Tim: Actually I am hoping for a future in gaming. After graduating my Master in Informatics and Economics, hopefully somewhere in 2004, I will definitely try and get a job at a company related to video gaming. My ideal company would be of course Nintendo of Europe. The job itself I don't really mind what that would be. Journalism is great, but I would not mind to manage certain department in a company or do the public relations.
And making games... I do not know if I would have the talent required. However if I'd be asked I would definitely not hesitate! So my answer is yes. My goal is to stay in the industry I love - Gaming.
Ben: Ever since I set my hands upon my second-hand mega drive my parents bought me; I knew gaming was for me. A few years, and two consoles later; the advent of the internet in my house gave me the chance to fulfil my dream of being like Kittsy- who works for NGC (or N64 as it was then).
I love gaming- and everything which goes with it- the journalism, the industry- the events. So as the career monkeys tried to pursade me to become a barristor- I told them I was going to be a games journalist. And that's what I'm going to do. I'm glad to be working at Cube-Europe- and over the moon to be part of the relationship we share with NOE and Nintendo Official Magazine. I hope CE opens many doors for me; and I'm sure it will.
Conor: Definitely, no two ways about it.
In my younger years I knew I wanted to do one of them, but wasn't sure with. Well, there was sure sorted out when I discovered how inept I was at the whole programming lark. Besides, I wasn't a tech kind of person, I was a writer.
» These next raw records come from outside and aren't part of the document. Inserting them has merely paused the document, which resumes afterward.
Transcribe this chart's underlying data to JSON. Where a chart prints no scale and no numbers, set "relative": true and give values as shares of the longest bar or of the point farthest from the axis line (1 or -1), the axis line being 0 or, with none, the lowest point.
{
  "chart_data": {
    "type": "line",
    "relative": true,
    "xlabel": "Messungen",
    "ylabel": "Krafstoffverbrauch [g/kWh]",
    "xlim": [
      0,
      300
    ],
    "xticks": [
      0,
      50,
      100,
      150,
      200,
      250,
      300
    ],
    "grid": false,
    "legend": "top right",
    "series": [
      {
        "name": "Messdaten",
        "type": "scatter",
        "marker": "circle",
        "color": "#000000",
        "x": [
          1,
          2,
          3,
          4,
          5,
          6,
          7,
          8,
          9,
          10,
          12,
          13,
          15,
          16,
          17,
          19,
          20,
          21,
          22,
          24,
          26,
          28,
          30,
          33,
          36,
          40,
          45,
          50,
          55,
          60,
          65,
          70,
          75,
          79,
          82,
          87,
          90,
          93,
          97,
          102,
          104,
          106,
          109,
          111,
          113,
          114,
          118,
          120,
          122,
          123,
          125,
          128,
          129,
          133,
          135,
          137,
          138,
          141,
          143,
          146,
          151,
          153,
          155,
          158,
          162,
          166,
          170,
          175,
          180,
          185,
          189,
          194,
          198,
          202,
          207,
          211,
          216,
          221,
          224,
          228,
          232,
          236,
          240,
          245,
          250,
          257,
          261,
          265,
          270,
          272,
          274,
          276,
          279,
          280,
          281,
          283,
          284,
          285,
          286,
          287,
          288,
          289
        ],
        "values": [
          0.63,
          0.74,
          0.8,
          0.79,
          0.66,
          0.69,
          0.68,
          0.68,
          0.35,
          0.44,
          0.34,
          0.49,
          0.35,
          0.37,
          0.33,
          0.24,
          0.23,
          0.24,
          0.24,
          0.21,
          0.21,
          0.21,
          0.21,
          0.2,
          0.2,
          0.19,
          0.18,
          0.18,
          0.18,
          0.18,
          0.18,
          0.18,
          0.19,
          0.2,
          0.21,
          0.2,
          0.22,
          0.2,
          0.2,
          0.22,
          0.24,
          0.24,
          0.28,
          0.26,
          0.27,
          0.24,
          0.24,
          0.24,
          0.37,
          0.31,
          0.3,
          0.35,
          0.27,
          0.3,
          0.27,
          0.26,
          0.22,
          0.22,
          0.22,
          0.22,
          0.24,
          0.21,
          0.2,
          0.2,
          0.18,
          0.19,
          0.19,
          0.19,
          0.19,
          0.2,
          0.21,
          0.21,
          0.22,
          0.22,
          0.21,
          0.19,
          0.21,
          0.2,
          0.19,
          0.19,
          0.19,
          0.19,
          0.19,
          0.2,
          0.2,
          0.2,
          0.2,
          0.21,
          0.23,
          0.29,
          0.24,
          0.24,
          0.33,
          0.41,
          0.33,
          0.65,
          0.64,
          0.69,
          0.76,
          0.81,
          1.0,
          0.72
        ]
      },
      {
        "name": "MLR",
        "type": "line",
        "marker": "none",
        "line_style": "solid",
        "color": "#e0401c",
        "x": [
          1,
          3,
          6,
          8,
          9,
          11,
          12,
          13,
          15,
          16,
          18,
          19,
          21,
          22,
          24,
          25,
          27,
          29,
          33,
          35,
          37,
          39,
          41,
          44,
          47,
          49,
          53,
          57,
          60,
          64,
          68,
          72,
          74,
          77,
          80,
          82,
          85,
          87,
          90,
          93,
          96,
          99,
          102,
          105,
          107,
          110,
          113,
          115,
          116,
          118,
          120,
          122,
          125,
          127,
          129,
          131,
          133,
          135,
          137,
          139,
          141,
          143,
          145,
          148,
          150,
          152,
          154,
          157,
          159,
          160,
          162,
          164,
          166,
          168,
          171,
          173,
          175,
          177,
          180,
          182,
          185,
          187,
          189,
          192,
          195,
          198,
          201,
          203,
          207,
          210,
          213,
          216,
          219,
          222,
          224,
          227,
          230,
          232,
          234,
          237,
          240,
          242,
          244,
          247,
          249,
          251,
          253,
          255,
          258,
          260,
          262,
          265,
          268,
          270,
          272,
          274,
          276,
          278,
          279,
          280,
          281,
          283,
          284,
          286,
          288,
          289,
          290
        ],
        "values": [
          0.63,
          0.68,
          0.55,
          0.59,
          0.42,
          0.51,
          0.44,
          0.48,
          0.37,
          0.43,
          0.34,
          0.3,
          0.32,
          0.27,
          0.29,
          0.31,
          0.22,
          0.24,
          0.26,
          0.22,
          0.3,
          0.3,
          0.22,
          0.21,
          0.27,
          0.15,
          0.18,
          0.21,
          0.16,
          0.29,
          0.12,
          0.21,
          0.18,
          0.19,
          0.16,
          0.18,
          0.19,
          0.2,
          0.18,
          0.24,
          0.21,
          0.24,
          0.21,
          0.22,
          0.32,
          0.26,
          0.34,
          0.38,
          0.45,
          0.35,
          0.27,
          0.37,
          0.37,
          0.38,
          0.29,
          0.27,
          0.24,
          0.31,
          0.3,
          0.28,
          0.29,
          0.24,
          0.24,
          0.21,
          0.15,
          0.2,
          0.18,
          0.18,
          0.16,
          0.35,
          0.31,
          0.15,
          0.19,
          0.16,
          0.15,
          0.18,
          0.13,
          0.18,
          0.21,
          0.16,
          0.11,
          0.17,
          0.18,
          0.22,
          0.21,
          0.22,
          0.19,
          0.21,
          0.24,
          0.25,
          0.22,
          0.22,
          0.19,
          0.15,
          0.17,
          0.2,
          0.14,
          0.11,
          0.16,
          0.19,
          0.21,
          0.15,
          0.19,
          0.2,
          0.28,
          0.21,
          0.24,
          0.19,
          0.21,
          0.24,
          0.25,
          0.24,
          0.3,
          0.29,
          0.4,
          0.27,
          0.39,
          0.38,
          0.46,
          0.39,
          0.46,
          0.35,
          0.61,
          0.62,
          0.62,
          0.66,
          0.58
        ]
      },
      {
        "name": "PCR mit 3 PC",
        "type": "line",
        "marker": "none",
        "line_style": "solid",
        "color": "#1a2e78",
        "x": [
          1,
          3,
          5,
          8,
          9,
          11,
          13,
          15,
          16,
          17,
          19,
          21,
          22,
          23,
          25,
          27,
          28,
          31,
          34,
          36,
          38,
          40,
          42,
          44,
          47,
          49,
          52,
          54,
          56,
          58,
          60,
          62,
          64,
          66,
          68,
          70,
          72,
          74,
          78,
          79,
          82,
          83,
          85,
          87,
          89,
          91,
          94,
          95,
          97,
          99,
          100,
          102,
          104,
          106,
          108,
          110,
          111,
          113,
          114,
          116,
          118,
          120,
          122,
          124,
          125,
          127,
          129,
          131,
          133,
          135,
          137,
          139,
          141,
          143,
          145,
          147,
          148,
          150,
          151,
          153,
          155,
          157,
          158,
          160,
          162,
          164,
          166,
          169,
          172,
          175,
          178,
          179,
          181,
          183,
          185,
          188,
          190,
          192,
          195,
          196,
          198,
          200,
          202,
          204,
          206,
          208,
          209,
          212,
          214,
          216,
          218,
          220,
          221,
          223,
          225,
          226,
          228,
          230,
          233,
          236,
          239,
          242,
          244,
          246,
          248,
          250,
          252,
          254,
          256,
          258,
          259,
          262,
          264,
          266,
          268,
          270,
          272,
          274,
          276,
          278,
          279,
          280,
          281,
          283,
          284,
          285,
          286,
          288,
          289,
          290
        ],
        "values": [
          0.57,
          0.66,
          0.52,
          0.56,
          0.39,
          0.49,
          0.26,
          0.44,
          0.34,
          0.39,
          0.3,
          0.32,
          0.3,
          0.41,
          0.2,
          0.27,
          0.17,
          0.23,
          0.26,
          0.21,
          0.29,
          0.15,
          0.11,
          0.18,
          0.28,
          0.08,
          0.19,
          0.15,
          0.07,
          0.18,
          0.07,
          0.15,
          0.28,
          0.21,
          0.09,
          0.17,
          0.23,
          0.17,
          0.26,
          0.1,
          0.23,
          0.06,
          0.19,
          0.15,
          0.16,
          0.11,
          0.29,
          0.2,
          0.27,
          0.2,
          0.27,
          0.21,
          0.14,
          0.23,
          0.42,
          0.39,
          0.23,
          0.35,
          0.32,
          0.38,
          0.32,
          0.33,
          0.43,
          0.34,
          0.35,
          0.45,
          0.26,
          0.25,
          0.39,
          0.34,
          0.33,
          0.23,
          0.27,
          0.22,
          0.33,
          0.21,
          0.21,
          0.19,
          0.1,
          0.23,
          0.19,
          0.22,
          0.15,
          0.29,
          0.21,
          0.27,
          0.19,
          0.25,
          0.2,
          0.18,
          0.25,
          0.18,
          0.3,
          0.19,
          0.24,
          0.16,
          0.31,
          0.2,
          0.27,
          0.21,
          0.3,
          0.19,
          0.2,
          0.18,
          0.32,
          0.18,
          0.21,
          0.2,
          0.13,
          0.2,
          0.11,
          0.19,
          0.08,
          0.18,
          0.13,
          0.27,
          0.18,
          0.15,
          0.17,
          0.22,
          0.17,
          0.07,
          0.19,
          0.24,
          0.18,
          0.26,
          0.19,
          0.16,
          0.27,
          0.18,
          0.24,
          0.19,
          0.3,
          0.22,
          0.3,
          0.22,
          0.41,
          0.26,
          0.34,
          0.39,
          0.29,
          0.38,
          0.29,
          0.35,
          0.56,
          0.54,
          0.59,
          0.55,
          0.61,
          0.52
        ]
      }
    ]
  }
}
I primarily began this whole games writing thing because I wanted to get involved in games journalism, I wanted to have something to impress my future potential employers. I love what I do here at C-E, just imagine getting paid for it!
With good GCSE grades in English Langauge and Literature (A* and B), I am now doing A-Level Literature. Hopefully, I'll do well in it; if I do I'll be heading to university for a degree in English. After that I'll be writing novels anyway, but will try to get into a games magazine (or pofessional site). Even I don't, I'll still be doing amateur games journalism (C-E probably). But I'm optimistic about my chances.
So when I've got my name in Edge, remember the lowly depths I started from. :)
What about our readers? Is a future in gaming coming?